Give a guy a couple of beers and a dance floor, and what comes to mind is electrocution.
So when marketers began hyping various men's body sprays, washes and lotions as being irresistible to women, well, the male response has been predictable: They've been buying the stuff by the vat, rationalizing that if a little bit of these fragrances will help you get a girl, then crop-dusting yourself with a lot of the stuff will help you get a lot of girls.
This is why more and more men are walking around these days smelling like they have been dragged through wild flowers, dipped in the ocean and then water-boarded in rain-forest fruit pulp.

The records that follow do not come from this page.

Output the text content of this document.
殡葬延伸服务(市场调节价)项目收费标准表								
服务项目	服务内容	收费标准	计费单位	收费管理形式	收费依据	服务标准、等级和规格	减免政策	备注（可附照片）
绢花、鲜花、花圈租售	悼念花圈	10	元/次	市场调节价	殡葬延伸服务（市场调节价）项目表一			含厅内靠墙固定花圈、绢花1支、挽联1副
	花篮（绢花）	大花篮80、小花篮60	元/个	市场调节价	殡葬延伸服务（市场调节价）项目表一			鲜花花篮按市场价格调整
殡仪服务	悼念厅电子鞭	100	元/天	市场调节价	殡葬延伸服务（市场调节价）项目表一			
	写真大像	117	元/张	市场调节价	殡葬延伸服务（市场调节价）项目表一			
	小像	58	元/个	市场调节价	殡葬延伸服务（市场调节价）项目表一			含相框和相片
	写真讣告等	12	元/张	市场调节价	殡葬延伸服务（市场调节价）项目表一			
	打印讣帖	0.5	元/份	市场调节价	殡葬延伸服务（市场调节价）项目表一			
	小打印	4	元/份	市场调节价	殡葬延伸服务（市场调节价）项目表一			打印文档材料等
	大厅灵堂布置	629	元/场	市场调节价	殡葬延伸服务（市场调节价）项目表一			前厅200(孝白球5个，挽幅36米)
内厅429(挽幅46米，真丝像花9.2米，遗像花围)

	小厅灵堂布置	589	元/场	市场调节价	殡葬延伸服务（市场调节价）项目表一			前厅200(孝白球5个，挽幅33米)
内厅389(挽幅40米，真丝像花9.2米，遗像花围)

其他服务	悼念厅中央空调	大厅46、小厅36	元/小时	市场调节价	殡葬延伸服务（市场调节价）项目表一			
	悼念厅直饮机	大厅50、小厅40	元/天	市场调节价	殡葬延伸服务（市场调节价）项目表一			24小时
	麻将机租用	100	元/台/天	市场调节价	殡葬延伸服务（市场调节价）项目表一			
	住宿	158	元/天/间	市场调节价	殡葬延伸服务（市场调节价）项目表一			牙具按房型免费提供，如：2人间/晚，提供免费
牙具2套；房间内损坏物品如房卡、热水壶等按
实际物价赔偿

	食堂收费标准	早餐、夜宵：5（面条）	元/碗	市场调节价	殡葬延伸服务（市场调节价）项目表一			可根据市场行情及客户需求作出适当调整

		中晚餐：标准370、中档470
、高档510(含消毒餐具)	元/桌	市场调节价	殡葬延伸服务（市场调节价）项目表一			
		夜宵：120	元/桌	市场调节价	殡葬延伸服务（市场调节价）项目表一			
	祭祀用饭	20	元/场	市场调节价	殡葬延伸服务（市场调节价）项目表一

Men just do not do well with fragrances, which is why they should probably not be allowed to purchase anything scented without a prescription.
Nor should they be permitted to apply anything from the scent family to their bodies — with the possible exception of foot powder — without proper supervision.
No, men are much better off teetering along the edge of funky. Give them a shower and Speed Stick, and they should be good to go in most circumstances.
The only time men should resort to outside aromatic agents is in situations where they have not had a chance to shower and their natural state might violate human-rights or chemical-weapons treaties.
From what I have been reading, our bodies produce these odors called pheromones. And pheromones — which are kind of complicated but seem to work like airborne Spanish Fly — can make us appear appealing to the opposite sex.
A couple of key things to keep in mind about pheromones are: Unless one has undergone bloodhound-tracking training, a human can't consciously smell them. And, in terms of appealing, we're talking about initially appealing.
All the pheromones in the world aren't going to help if you're middle-aged and still living with mom.
Another interesting thing about the attraction power of pheromones is that we usually smell best to a person whose genetically based immunity to disease differs most from our own. Which, call me sentimental, does kind of take the romance out of it.